De grands pins bien ordonnés quadrillent les allées du cimetière. Lors de sa première venue sur la tombe de son père, perdu de vue depuis quinze ans, il avait eu des difficultés à se concentrer sur l’emplacement et à ressentir un quelconque sentiment de recueillement. Et encore aujourd’hui, le froid engourdit ses membres et son cœur reste sec et dur.

Pourquoi je m’inflige cette cérémonie convenue, le daron n’est rien pour moi !
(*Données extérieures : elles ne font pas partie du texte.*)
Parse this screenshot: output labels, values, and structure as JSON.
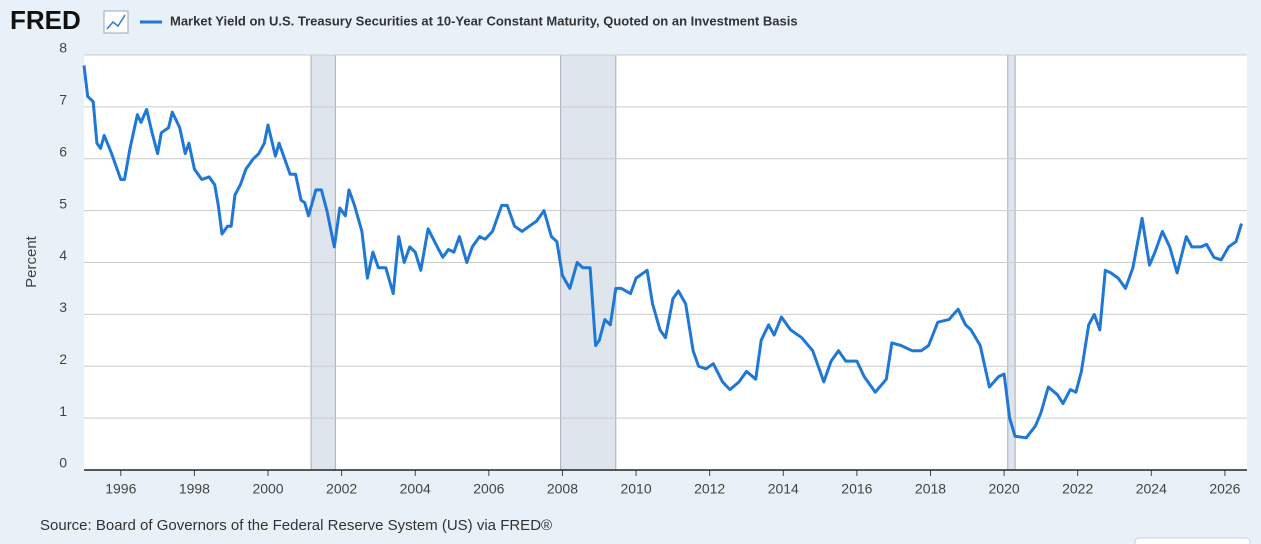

Si, il est le bourreau de ma mère : j’entends encore les coups qui résonnent comme des claques sur une chair molle. Merci mon géniteur de m’avoir rendu peureux, instable et incapable d’aimer. Pauvre naze, tu viens tous les ans le 31 Décembre fêter l’année de plus sans lui ? Ou pour honorer une fois de plus la rencontre avec la voisine de tombe ? Cet anniversaire balise ma vie chaotique. Je suis intuitif, elle est ma sœur, par quel miracle d’adultère son visage est le mien, celui du père. Tous trois, grands yeux bleus, nez légèrement épaté, joues creuses et visage long. Elle est moi en femme, je suis elle en homme, elle et moi sommes le monstrePremière rencontre il y a deux ans, nous deux chacun devant sa tombe, moi celle du père, elle, celle de sa mère. Et cette folle ressemblance entre nous, les mêmes pensées.

Ma mère est morte sous les coups et je sais que son voisin de tombe est son tortionnaire. Improbable macabre proximité ! Donc le gars devant c’est mon frangin, il me ressemble beaucoup. Moi, on me cachait, je suis sûre que lui aussi. Un seul homme, deux familles, deux chances pour faire mal et deux enfants qui n’ont rien demandé et qui ont grandi dans le malheur. Je rêve qu’on forme une famille. Je vais lui demander s’il veut, soignons nos plaies ensemble. Ses pensées me rejoignent, il est ok.